Gonzalo Arroyo Moreno - Getty Images
Real Madrid might not play Luka Modric from the start in El Clasico, but he's certain to play a crucial role.
Imagine you're the manager of Real Madrid. You're on the road at the Camp Nou, facing a must-not-lose game against Barcelona. It's generally accepted that they have the stronger midfield and that they're going to have a majority of the possession, even if your team thoroughly outplays them everywhere on the pitch. It's simply a product of the style of football they choose to play.
You've spent €30m on what is essentially a joker, Luka Modric. He can fill any role you want, at any time, and will provide the team with the exact same things no matter where he's deployed on the pitch. He would help your team keep the ball -- and therefore keep the ball away from Barcelona -- better than any other Madrid player, but he hasn't been first choice since arriving at the Santiago Bernabeu. At the same time, Madrid's first choice lineup has big wins over Manchester City and Ajax, and managed to outplay Barcelona for about 150 of 180 minutes during Clasicos last season.
So, what do you do? Do you play Modric from the start? Or do you keep the joker in your deck for when you really need it?
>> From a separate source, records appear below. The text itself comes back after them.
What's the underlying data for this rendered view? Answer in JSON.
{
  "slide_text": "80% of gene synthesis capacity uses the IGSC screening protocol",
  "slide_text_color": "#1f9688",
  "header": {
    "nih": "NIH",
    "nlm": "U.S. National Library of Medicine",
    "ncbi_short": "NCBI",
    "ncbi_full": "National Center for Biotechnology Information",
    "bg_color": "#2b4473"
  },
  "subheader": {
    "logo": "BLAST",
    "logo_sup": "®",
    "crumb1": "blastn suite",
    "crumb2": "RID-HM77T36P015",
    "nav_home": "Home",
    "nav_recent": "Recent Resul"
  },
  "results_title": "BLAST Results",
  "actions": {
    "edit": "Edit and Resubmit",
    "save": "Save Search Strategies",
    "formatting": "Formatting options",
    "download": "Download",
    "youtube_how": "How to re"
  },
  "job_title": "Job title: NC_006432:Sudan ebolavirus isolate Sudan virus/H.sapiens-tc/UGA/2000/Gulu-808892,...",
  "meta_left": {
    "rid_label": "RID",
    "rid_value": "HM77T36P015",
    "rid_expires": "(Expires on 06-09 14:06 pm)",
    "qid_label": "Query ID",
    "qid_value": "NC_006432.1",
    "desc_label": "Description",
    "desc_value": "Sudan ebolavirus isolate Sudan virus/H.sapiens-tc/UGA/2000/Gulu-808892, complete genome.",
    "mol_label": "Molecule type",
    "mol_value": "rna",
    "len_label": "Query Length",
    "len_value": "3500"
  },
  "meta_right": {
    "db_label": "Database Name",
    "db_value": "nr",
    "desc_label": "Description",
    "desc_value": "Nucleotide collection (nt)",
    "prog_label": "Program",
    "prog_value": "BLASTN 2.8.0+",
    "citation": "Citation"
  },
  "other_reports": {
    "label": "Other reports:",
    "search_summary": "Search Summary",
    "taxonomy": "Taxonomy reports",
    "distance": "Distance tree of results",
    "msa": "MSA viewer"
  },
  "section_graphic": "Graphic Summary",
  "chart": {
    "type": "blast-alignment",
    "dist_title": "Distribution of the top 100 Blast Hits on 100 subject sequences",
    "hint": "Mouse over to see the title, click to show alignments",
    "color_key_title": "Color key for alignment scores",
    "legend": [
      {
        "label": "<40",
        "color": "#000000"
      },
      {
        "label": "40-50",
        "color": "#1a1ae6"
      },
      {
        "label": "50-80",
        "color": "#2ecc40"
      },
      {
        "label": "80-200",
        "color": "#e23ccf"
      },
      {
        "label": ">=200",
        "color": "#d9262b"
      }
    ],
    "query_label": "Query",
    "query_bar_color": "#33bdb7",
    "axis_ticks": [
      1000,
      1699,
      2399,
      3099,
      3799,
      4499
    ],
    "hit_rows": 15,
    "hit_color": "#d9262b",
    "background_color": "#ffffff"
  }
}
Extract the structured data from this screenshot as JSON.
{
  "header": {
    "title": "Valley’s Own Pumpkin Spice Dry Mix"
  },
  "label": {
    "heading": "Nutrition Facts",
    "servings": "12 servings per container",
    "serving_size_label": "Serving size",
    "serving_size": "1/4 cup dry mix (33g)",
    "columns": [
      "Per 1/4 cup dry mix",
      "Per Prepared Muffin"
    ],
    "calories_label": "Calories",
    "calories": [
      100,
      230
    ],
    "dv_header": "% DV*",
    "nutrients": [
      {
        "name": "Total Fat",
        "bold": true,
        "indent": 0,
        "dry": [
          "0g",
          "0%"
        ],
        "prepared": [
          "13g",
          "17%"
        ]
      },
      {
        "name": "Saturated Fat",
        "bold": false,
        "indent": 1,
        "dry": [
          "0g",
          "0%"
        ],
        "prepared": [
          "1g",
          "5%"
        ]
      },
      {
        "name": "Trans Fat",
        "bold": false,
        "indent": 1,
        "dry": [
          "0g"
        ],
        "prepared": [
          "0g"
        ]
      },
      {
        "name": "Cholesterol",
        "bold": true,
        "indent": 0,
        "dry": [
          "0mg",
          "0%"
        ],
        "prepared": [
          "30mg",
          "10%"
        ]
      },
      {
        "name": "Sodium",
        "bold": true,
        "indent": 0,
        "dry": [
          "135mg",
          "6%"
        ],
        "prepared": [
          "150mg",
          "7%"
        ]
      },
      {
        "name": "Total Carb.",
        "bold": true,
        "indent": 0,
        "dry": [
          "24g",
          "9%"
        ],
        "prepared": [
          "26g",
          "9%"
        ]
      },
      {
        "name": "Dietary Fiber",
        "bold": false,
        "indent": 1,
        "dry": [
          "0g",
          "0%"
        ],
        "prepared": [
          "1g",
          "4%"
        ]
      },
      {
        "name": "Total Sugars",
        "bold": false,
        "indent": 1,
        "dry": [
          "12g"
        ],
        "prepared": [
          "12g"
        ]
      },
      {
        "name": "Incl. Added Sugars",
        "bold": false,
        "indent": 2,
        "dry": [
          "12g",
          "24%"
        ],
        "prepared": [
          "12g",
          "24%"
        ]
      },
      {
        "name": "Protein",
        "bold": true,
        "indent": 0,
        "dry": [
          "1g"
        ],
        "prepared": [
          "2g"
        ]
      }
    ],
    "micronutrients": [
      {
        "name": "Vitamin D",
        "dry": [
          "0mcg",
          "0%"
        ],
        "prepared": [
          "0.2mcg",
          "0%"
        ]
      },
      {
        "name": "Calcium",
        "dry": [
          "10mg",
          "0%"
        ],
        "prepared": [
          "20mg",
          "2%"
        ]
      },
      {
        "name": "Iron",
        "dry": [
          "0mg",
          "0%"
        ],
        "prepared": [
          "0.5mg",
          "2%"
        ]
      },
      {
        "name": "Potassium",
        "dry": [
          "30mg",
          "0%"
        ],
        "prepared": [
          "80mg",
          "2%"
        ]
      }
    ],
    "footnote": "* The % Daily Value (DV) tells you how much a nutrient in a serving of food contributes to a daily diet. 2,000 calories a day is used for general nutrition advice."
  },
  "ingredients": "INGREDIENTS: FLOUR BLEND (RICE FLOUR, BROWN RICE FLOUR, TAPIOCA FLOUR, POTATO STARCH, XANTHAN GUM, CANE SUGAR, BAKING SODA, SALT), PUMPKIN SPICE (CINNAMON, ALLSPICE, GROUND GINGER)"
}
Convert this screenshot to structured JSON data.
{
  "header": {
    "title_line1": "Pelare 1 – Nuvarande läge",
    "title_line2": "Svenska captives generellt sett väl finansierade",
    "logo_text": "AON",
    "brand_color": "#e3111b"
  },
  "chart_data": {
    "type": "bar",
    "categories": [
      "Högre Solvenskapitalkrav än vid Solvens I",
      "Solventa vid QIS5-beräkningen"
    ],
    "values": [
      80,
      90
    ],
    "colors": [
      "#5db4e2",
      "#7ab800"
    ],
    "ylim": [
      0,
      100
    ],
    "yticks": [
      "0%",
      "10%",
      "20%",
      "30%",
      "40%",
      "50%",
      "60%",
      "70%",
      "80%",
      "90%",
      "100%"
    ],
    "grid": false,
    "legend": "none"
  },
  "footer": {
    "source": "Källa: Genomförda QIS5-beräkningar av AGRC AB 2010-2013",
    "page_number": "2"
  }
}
Modric was explicitly purchased for games like this, and will be used in some way. It's hard to imagine a scenario in which Modric doesn't come off the bench for Madrid on Sunday, due to his versatility. If Madrid are down a goal and need to chase a game, he can be deployed as the deepest man in midfield, trying to unlock the Barcelona defense and spring counter-attacks. If Madrid's wide men aren't getting the job done and Barcelona have done a good job of taking away Madrid's width, Modric can be deployed out wide to give the Blaugrana something different to think about. If Madrid are trying to protect a lead late, he can play an advanced midfield role to put pressure on Sergio Busquets, while helping Madrid play keep-away when they win the ball back.
The most interesting thing about Modric's versatile skill set and his potential role in El Clasico is that there's no way to predict whether or not he'll start, when he'll come in if he doesn't, and what role he'll play whether he starts or comes off the bench. Mourinho has shown a willingness to stick with his normal lineup against Barcelona, but he's also gone with more conservative versions of the same 4-2-3-1, as well as the widely lauded or derided, depending on which sect of the media you're reading, trivot that he deployed two years ago with Pepe as a defensive midfielder.
Modric can play as a wide player, advanced midfielder or pivot midfielder regardless of the formation and larger tactical goals that Mourinho has for the match, so his selection in the starting XI won't indicate anything from the start. Unless Mourinho's team is the same XI that he's picked for most of this season and in the last two league Clasicos, it will be impossible to guess Madrid's formation and how they're going to play.
Whether or not he starts, Modric is likely to play a key role in Sunday's match. His addition to the Madrid squad is the most interesting recent development between these two teams, and neutrals will be hoping that the match stays within a one-goal margin either way so they can see what Mourinho has in store.